Thursday, January 3, 2019

Birth of a Medievalist

This is a slightly different tack for DailyMedieval, but many fans of his fiction are unaware of his career as a medievalist.

John Ronald Reuel Tolkien (3 January 1892 - 2 September 1973) graduated college with a specialty in Old Norse before he went not fight in World War I. After the war, his first job was working for the Oxford English Dictionary, reviewing the history and etymology of Germanic words. He became an expert in Old Norse, Old English, Middle English, Old Icelandic, Gothic, and Medieval Welsh. He also taught himself some Finnish.

Later, at the University of Leeds, he produced A Middle English Vocabulary and a translation of the poem Sir Gawain and the Green Knight that is still in print.

One of his most significant additions to medieval studies was his long essay "Beowulf: The Monsters and the Critics." Delivered as a lecture in 1936, it argued for the beauty of the poem as Early English literature. Up to this point, Beowulf had been used largely as a primer on the language of Old English/Anglo-Saxon, and picked apart for its references to places and names that could be matched to historical facts.

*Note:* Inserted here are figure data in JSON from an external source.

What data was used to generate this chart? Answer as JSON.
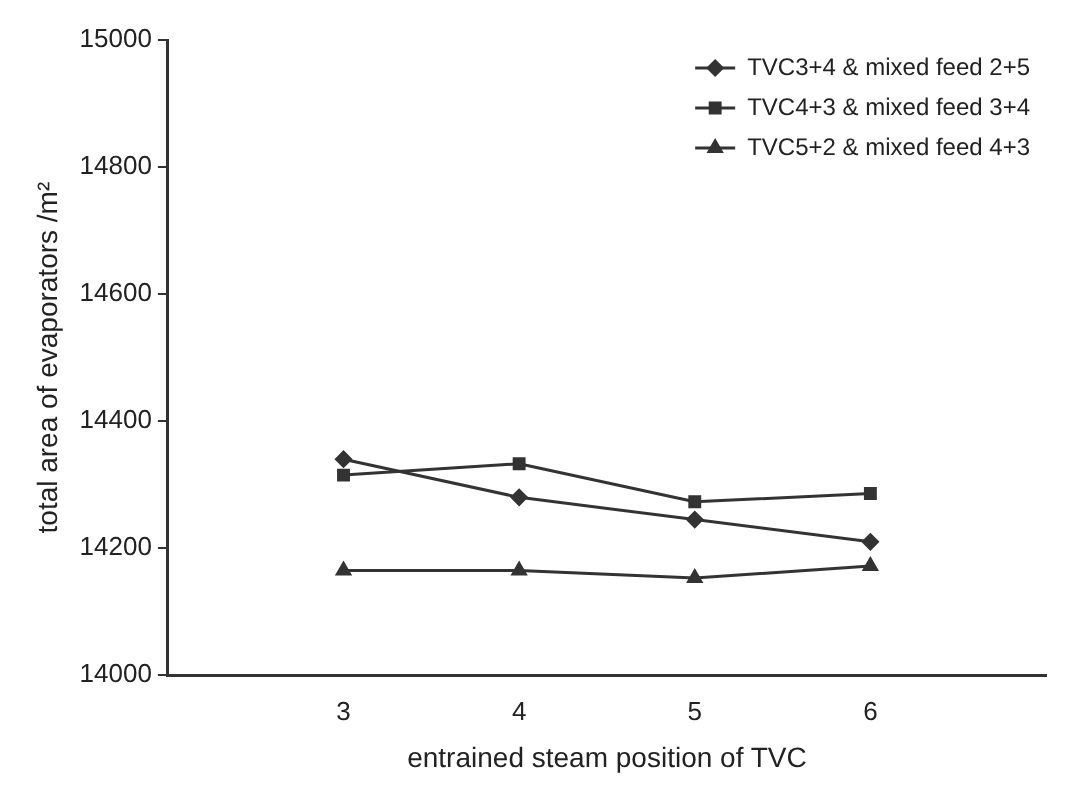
{
  "chart_data": {
    "type": "line",
    "xlabel": "entrained steam position of TVC",
    "ylabel": "total area of evaporators /m²",
    "x": [
      3,
      4,
      5,
      6
    ],
    "xlim": [
      2,
      7
    ],
    "xticks": [
      3,
      4,
      5,
      6
    ],
    "ylim": [
      14000,
      15000
    ],
    "yticks": [
      14000,
      14200,
      14400,
      14600,
      14800,
      15000
    ],
    "grid": false,
    "legend": "top right",
    "line_style": "solid",
    "series": [
      {
        "name": "TVC3+4 & mixed feed 2+5",
        "color": "#333333",
        "marker": "diamond",
        "values": [
          14340,
          14280,
          14245,
          14210
        ]
      },
      {
        "name": "TVC4+3 & mixed feed 3+4",
        "color": "#333333",
        "marker": "square",
        "values": [
          14315,
          14333,
          14273,
          14286
        ]
      },
      {
        "name": "TVC5+2 & mixed feed 4+3",
        "color": "#333333",
        "marker": "triangle",
        "values": [
          14165,
          14165,
          14153,
          14172
        ]
      }
    ]
  }
}
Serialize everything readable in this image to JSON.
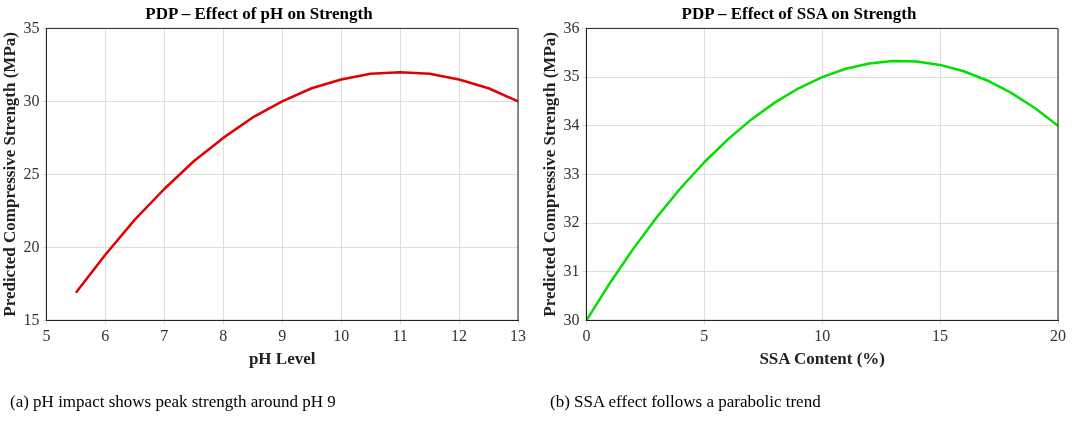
{
  "chart_data": [
    {
      "type": "line",
      "title": "PDP – Effect of pH on Strength",
      "xlabel": "pH Level",
      "ylabel": "Predicted Compressive Strength (MPa)",
      "x": [
        5.5,
        6,
        6.5,
        7,
        7.5,
        8,
        8.5,
        9,
        9.5,
        10,
        10.5,
        11,
        11.5,
        12,
        12.5,
        13
      ],
      "series": [
        {
          "color": "#e00000",
          "values": [
            16.9,
            19.5,
            21.9,
            24,
            25.9,
            27.5,
            28.9,
            30,
            30.9,
            31.5,
            31.9,
            32,
            31.9,
            31.5,
            30.9,
            30
          ]
        }
      ],
      "xlim": [
        5,
        13
      ],
      "xticks": [
        5,
        6,
        7,
        8,
        9,
        10,
        11,
        12,
        13
      ],
      "ylim": [
        15,
        35
      ],
      "yticks": [
        15,
        20,
        25,
        30,
        35
      ],
      "grid": true,
      "annotations": [
        "(a) pH impact shows peak strength around pH 9"
      ]
    },
    {
      "type": "line",
      "title": "PDP – Effect of SSA on Strength",
      "xlabel": "SSA Content (%)",
      "ylabel": "Predicted Compressive Strength (MPa)",
      "x": [
        0,
        1,
        2,
        3,
        4,
        5,
        6,
        7,
        8,
        9,
        10,
        11,
        12,
        13,
        14,
        15,
        16,
        17,
        18,
        19,
        20
      ],
      "series": [
        {
          "color": "#00e000",
          "values": [
            30,
            30.77,
            31.48,
            32.13,
            32.72,
            33.25,
            33.72,
            34.13,
            34.48,
            34.77,
            35,
            35.17,
            35.28,
            35.33,
            35.32,
            35.25,
            35.12,
            34.93,
            34.68,
            34.37,
            34
          ]
        }
      ],
      "xlim": [
        0,
        20
      ],
      "xticks": [
        0,
        5,
        10,
        15,
        20
      ],
      "ylim": [
        30,
        36
      ],
      "yticks": [
        30,
        31,
        32,
        33,
        34,
        35,
        36
      ],
      "grid": true,
      "annotations": [
        "(b) SSA effect follows a parabolic trend"
      ]
    }
  ]
}
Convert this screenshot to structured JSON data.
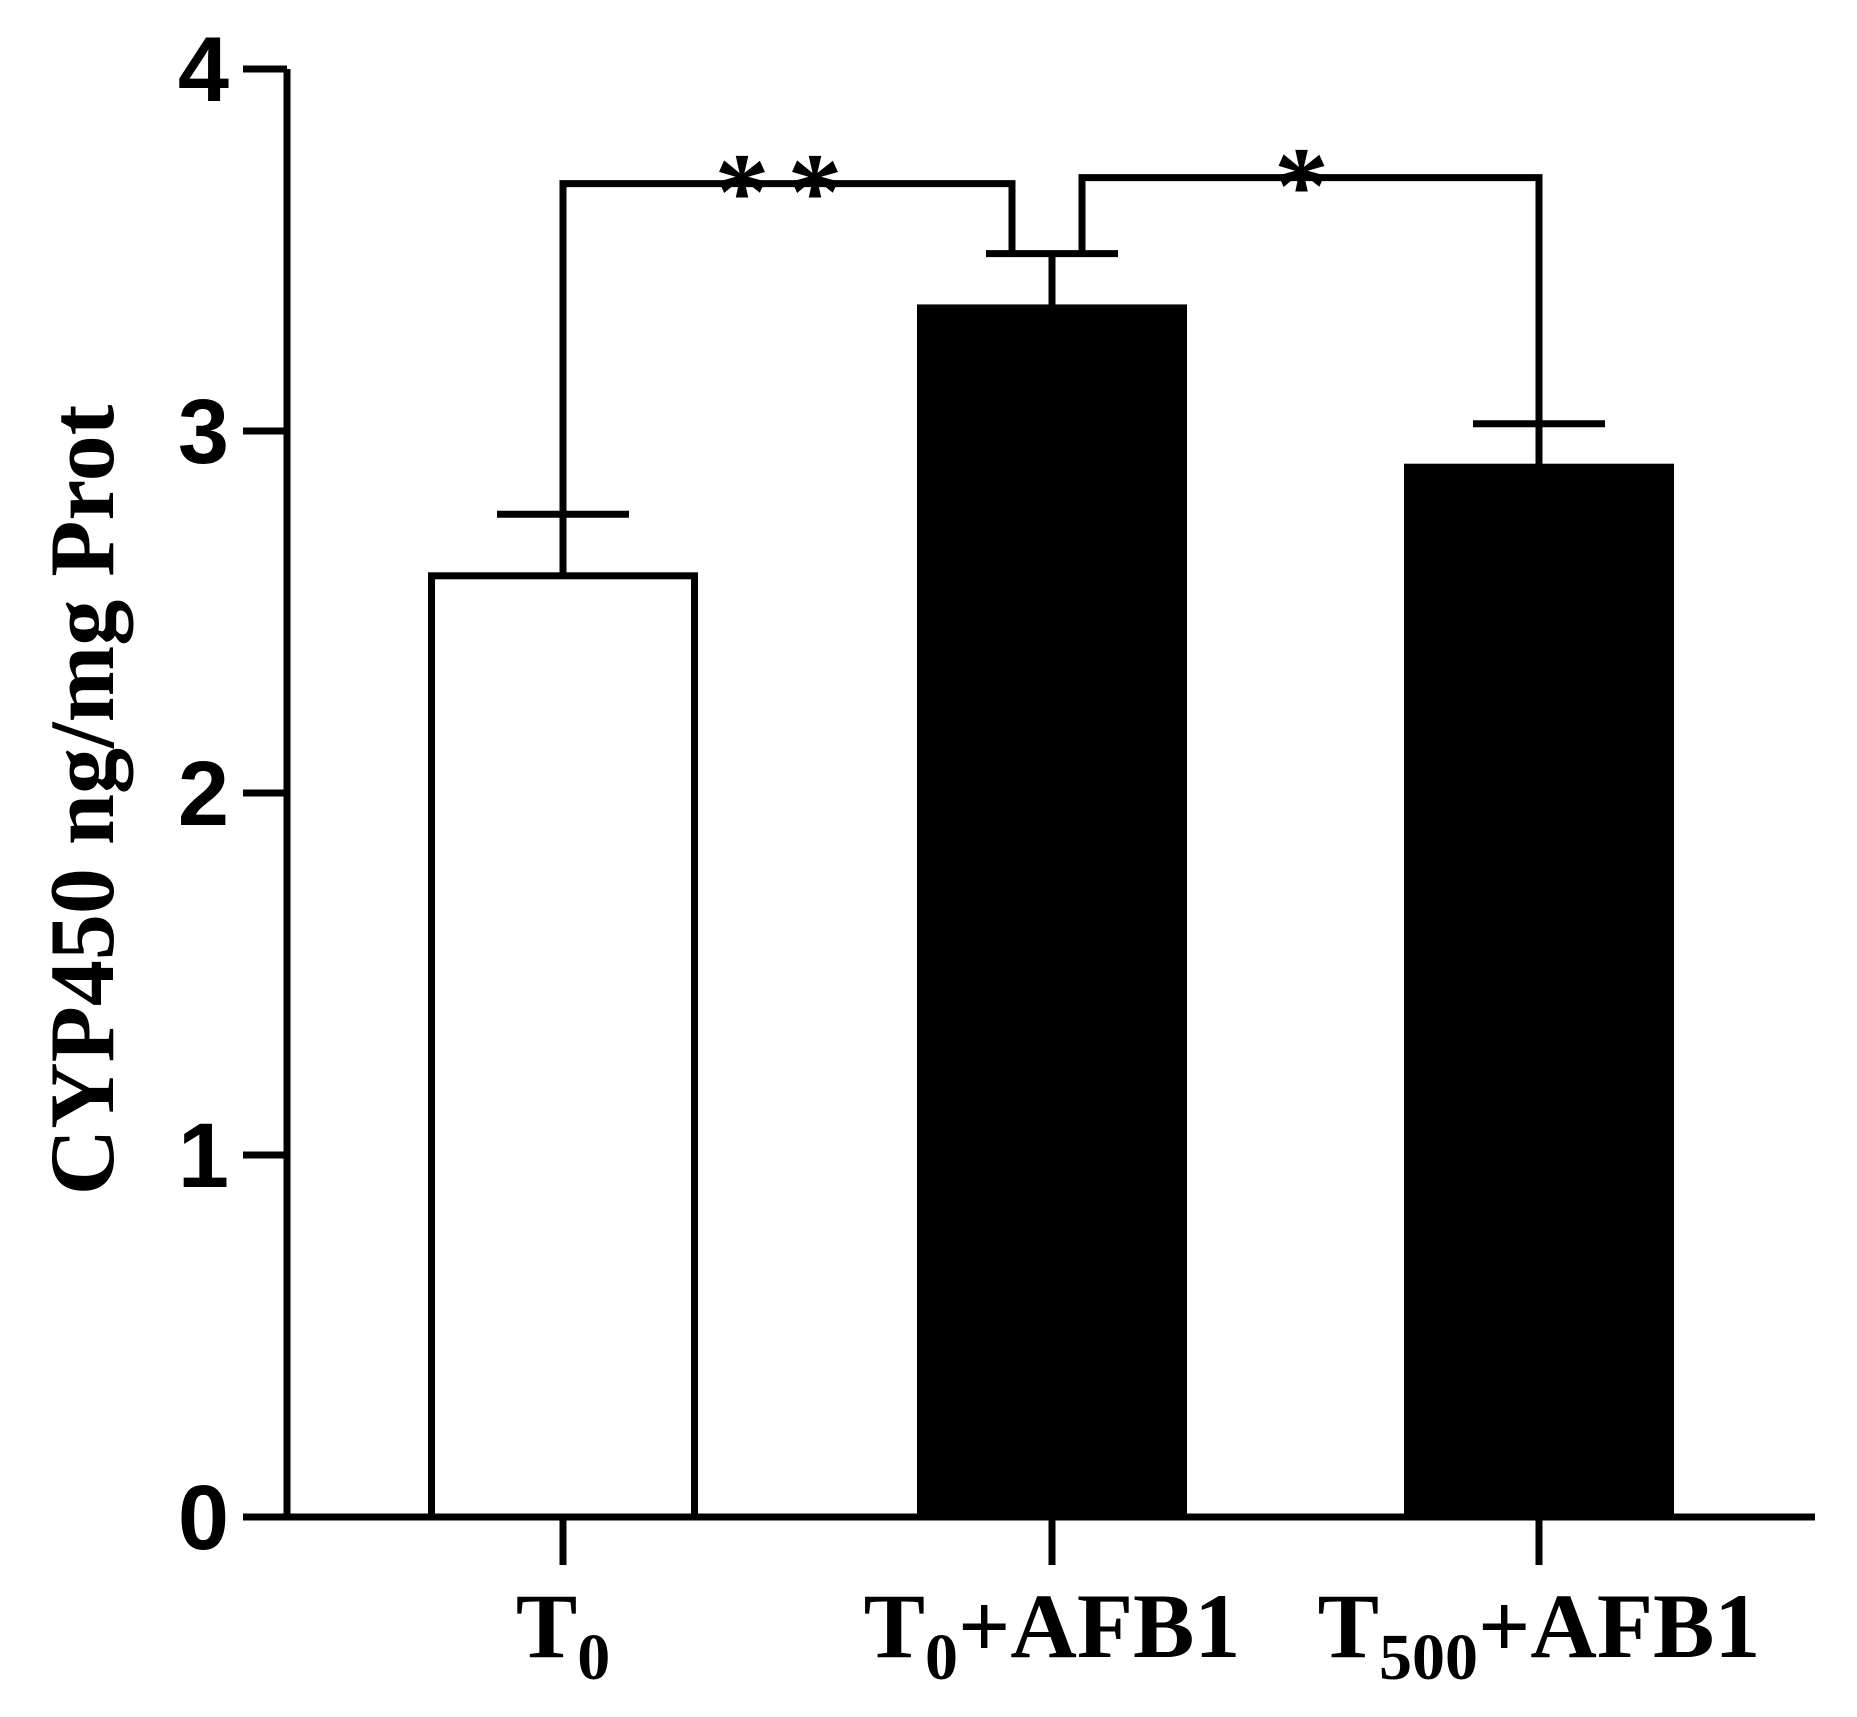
{
  "chart_data": {
    "type": "bar",
    "y_label": "CYP450 ng/mg Prot",
    "categories": [
      "T0",
      "T0+AFB1",
      "T500+AFB1"
    ],
    "values": [
      2.6,
      3.34,
      2.9
    ],
    "errors": [
      0.17,
      0.15,
      0.12
    ],
    "colors": [
      "#ffffff",
      "#000000",
      "#000000"
    ],
    "ylim": [
      0,
      4
    ],
    "yticks": [
      0,
      1,
      2,
      3,
      4
    ],
    "annotations": [
      {
        "text": "**",
        "from": 0,
        "to": 1
      },
      {
        "text": "*",
        "from": 1,
        "to": 2
      }
    ]
  }
}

He describes the attitude toward the poem with a parable:
A man inherited a field in which was an accumulation of old stone, part of an older hall. Of the old stone some had already been used in building the house in which he actually lived, not far from the old house of his fathers. Of the rest he took some and built a tower. But his friends coming perceived at once (without troubling to climb the steps) that these stones had formerly belonged to a more ancient building. So they pushed the tower over, with no little labour, in order to look for hidden carvings and inscriptions, or to discover whence the man's distant forefathers had obtained their building material.
His essay created an atmosphere in which Beowulf could be seen as a poem worthy of being treated as a poem, not as an old document to be studied simply for clues to language and criticized as a dish-mosh of paganism and Christianity, mingled stories of heroism and monsters, history and myth.

Wednesday, January 2, 2019

Ultima Thule

A 1537 rendition of Thule
On New Year's Eve 2018, a NASA probe transmitted pictures of Ultima Thule, an object 4 billion miles from Earth. "Ultima Thule" is not your typical astronomical naming convention.

Ultima Thule, or the "ultimate Thule," was first described about 300BCE by a Greek explorer named Pytheas. It was supposedly about six days north of Britain, a place so far from the natural world that land and sea and air were no longer separate substances, but instead formed a strange mixture in which one could not survive.

A thousand years after Pytheas, Isidore of Seville (mentioned here, also involving astronomy) explained Ultima Thule as being so far north that there was no daylight beyond it, making the sea cold and sluggish.

As stories of explorers (verified or not) appeared, Thule was identified and re-identified with lands farther and farther from mainland Europe. St. Brendan's voyages suggested new lands that historians thought might refer to Thule. The later Middle Ages decided it must refer to Iceland or Greenland. In early modern times, Norway became the candidate to explain early stories of a land that far north.

In the 20th century, the idea of Thule was co-opted by certain German writers and politicians as the legendary origin of the Aryan race. Fortunately, the 21st century has given it a new connotation.